Nessuno pensava a questo fine corsa. Non ci pensava Galante. Così come non ci pensavano i suoi operai o, meglio, la sua gente. «Molti non ci credono ancora oggi che il fallimento è un fatto compiuto – spiega Francesca De Musso, delegata della Fiom Cgil -. Basti pensare che pur avendo aperto la mobilità per cinquanta persone ne hanno usufruito solo dodici lavoratori. Questo significa che la maggior parte di loro riteneva che l’azienda potesse riprendersi. E come dargli torto, se prospettavi questo scenario solo un anno fa, nessuno ci avrebbe creduto».

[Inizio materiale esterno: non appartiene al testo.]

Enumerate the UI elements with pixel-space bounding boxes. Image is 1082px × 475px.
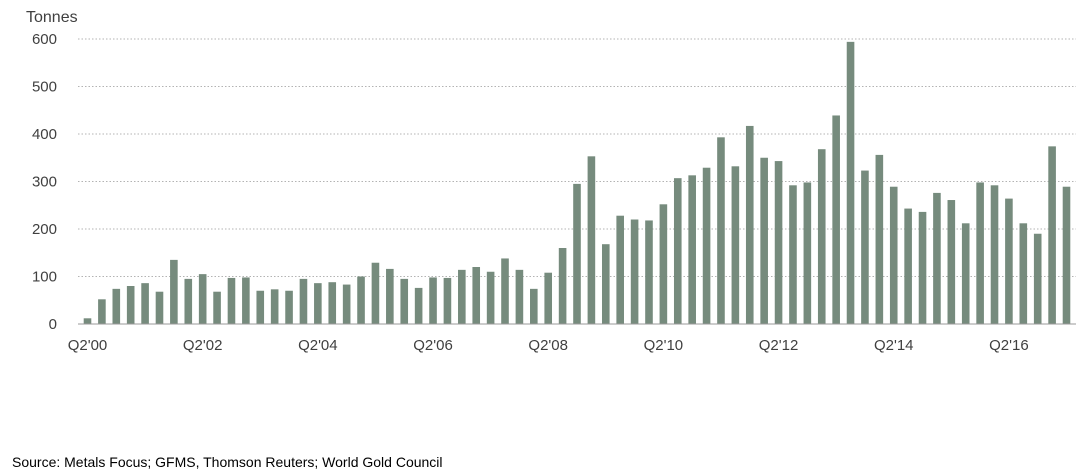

In questi mesi si sono rincorse voci di potenziali acquirenti, di gruppi stranieri interessati a subentrare nella proprietà dell’Imf, ma alla fine, nonostante il sindacato avesse ottenuto la cassa integrazione in deroga, proprio per dare più tempo a Galante per trovare una soluzione, il miracolo non è riuscito. «Spero che il curatore trovi nuovi investitori interessati all’acquisto – conclude la sindacalista della Fiom -. Forse, ora che è fallita, sarà più facile perché più conveniente. Questa è la dura legge del mercato».